The bureaucratic feeding frenzy is on. Government agencies--always out to increase their budgets and functions--are attempting to grab their share of an expanding pot of money allocated to battling this threat. Even the Commerce, Treasury, and Agriculture departments are getting into the act. But citizens should not equate expanding government involvement with an effective response to proliferation. At the news conference releasing the report, leading members of the commission reportedly emphasized the need to rein in the government’’s woefully chaotic counterproliferation efforts. In fact, there are so many agencies involved that the Congress and the executive branch do not even know how much money is being spent on counterproliferation. The panel argued "the result is not only inefficiency and duplication but also potentially catastrophic delay" in dealing with the implications of proliferation.

In plain language that means more bureaucratic involvement might be counterproductive to a rapid response to an attack on the United States with weapons of mass destruction.

Among other recommendations to help contain this chaos, the commission proposed creating a national director for combating proliferation--who would operate within the National Security Council--to coordinate government counterproliferation policy and programs and ensure the efficient allocation of resources.

Although it is laudable to increase interagency coordination so that the government’s efforts in combating proliferation are more focused, it’s like putting a band aid on a bullet wound to the head. Any national director would find it difficult to coordinate the efforts of 96 agencies. Congress needs to end the bureaucratic dash for cash and streamline the counterproliferation effort by excluding unneeded agencies.

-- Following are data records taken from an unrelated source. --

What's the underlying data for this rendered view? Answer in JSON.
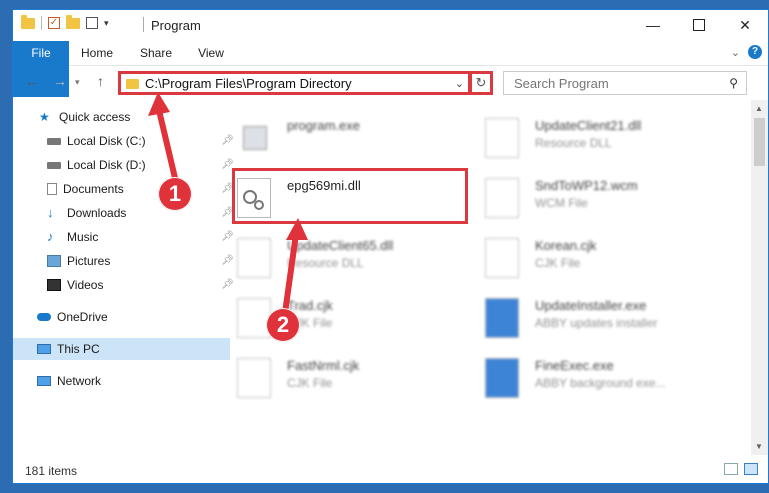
{
  "window": {
    "title": "Program"
  },
  "ribbon": {
    "tabs": [
      "File",
      "Home",
      "Share",
      "View"
    ]
  },
  "address": {
    "path": "C:\\Program Files\\Program Directory"
  },
  "search": {
    "placeholder": "Search Program"
  },
  "sidebar": {
    "items": [
      {
        "label": "Quick access",
        "icon": "star-icon"
      },
      {
        "label": "Local Disk (C:)",
        "icon": "drive-icon",
        "pinned": true
      },
      {
        "label": "Local Disk (D:)",
        "icon": "drive-icon",
        "pinned": true
      },
      {
        "label": "Documents",
        "icon": "documents-icon",
        "pinned": true
      },
      {
        "label": "Downloads",
        "icon": "downloads-icon",
        "pinned": true
      },
      {
        "label": "Music",
        "icon": "music-icon",
        "pinned": true
      },
      {
        "label": "Pictures",
        "icon": "pictures-icon",
        "pinned": true
      },
      {
        "label": "Videos",
        "icon": "videos-icon",
        "pinned": true
      },
      {
        "label": "OneDrive",
        "icon": "cloud-icon"
      },
      {
        "label": "This PC",
        "icon": "pc-icon",
        "selected": true
      },
      {
        "label": "Network",
        "icon": "network-icon"
      }
    ]
  },
  "files": [
    {
      "name": "program.exe",
      "type": "",
      "icon": "app-icon"
    },
    {
      "name": "UpdateClient21.dll",
      "type": "Resource DLL",
      "icon": "dll-icon"
    },
    {
      "name": "epg569mi.dll",
      "type": "",
      "icon": "dll-gear-icon"
    },
    {
      "name": "SndToWP12.wcm",
      "type": "WCM File",
      "icon": "file-icon"
    },
    {
      "name": "UpdateClient65.dll",
      "type": "Resource DLL",
      "icon": "dll-icon"
    },
    {
      "name": "Korean.cjk",
      "type": "CJK File",
      "icon": "file-icon"
    },
    {
      "name": "Trad.cjk",
      "type": "CJK File",
      "icon": "file-icon"
    },
    {
      "name": "UpdateInstaller.exe",
      "type": "ABBY updates installer",
      "icon": "exe-icon"
    },
    {
      "name": "FastNrml.cjk",
      "type": "CJK File",
      "icon": "file-icon"
    },
    {
      "name": "FineExec.exe",
      "type": "ABBY background exe...",
      "icon": "exe-icon"
    }
  ],
  "status": {
    "item_count": "181 items"
  },
  "annotations": {
    "step1": "1",
    "step2": "2"
  },
  "colors": {
    "accent": "#1979ca",
    "highlight": "#d9393f"
  }
}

Of course, as the commission itself realized, governmental reorganization will not solve the proliferation problem. Bureaucratic remedies will merely give the U.S. government some hope of responding to a crisis more quickly and efficiently. And although the commission defines the government’s role in combating proliferation as preventing or impeding rogue states or terrorist groups from acquiring or using weapons of mass destruction, rolling back or effectively addressing proliferation when it occurs, and responding if the use of such weapons is threatened or carried out, the panel failed to acknowledge government responsibility for accelerating proliferation and for increasing the probability that a catastrophic attack will occur.

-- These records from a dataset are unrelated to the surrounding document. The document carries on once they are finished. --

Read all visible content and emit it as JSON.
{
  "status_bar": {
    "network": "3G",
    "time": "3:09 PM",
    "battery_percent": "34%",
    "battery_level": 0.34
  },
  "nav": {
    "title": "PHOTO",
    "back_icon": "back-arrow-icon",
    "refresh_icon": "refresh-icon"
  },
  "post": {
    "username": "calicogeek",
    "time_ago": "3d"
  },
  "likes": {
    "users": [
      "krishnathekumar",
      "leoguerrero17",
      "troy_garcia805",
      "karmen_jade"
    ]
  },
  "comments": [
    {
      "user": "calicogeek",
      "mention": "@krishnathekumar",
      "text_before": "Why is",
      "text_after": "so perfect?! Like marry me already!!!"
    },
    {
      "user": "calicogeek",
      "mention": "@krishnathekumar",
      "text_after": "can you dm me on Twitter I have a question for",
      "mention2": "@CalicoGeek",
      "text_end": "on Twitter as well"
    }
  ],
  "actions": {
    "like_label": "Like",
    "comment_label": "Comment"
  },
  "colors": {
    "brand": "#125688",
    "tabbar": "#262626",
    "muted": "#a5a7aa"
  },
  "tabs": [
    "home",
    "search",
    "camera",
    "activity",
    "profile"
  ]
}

The interventionist foreign policy that the United States pursues worldwide actually encourages the proliferation that the U.S. government claims to be fighting. Chinese and Russian arms control negotiators recently argued that NATO countries (led by the United States) were destroying nonproliferation efforts with their war in Kosovo. They added that NATO showed that it wouldn’t respect any country unless that nation possessed nuclear weapons.

The Chinese and Russians are not engaged in idle chatter. When former Secretary of Defense William Perry--acting as special envoy to President Clinton--pressured North Korean leaders to end efforts to develop long-range missiles and fulfill their promise not to produce a nuclear weapon, he received a stiff response. The North Koreans noted that if they forswore such weapons, the United States might accuse North Korea of human rights violations and begin bombing their nation into rubble--as it did in Serbia. When an Indian general was asked what lessons he learned from the successful U.S. intervention in the Persian Gulf War, he replied that one should not fight the United States without nuclear weapons.

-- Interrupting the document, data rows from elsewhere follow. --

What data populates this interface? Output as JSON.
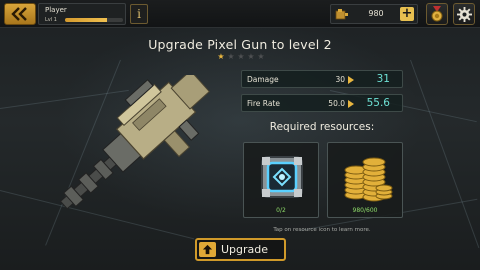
{
  "top_bar": {
    "back_icon": "double-chevron-left-icon",
    "player_name": "Player",
    "player_level": "Lvl 1",
    "xp_progress": 0.72,
    "info_label": "i",
    "coins_icon": "gun-tank-icon",
    "coins_value": "980",
    "plus_label": "+",
    "medal_icon": "medal-icon",
    "settings_icon": "gear-icon"
  },
  "upgrade": {
    "title": "Upgrade Pixel Gun to level 2",
    "stars_filled": 1,
    "stars_total": 5,
    "stats": [
      {
        "label": "Damage",
        "current": "30",
        "next": "31"
      },
      {
        "label": "Fire Rate",
        "current": "50.0",
        "next": "55.6"
      }
    ],
    "required_title": "Required resources:",
    "resources": [
      {
        "name": "crate",
        "icon": "supply-crate-icon",
        "count": "0/2"
      },
      {
        "name": "coins",
        "icon": "coin-stack-icon",
        "count": "980/600"
      }
    ],
    "hint": "Tap on resource icon to learn more.",
    "button_label": "Upgrade",
    "button_icon": "upgrade-arrow-icon"
  },
  "colors": {
    "accent": "#d09a2a",
    "stat_new": "#6ee0d4",
    "count_ok": "#8fdc6a"
  }
}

U.S. meddling in foreign conflicts also increases the prospect that proliferated weapons will be used against the United States. According to Secretary of State Madeleine Albright, terrorism is the most important threat the United States and the world face as the 21st century begins. Secretary of Defense William Cohen has noted the increased risk that such groups will obtain and use weapons of mass destruction. In a December 17, 1998, Cato Foreign Policy Briefing entitled, “Does U.S. Intervention Breed Terrorism: The Historical Record,” I catalog at least 63 terrorist incidents that were retaliation for U.S. interventions overseas.

Defense experts believe that the greatest threat to the United States from proliferating weapons of mass destruction is posed by terrorist groups, because--unlike nations--they may not have a “return address” to which disproportionate retaliation could be directed. If terrorists obtain weapons of mass destruction, it will be difficult for the U.S. government to deter, prevent, or mitigate such an attack--no matter how the bureaucracy is organized. The best defense against such attacks is to lower the profile of the United States as a target. This goal can best be accomplished by intervening in the affairs of other nations only in rare instances when U.S. vital interests are at stake.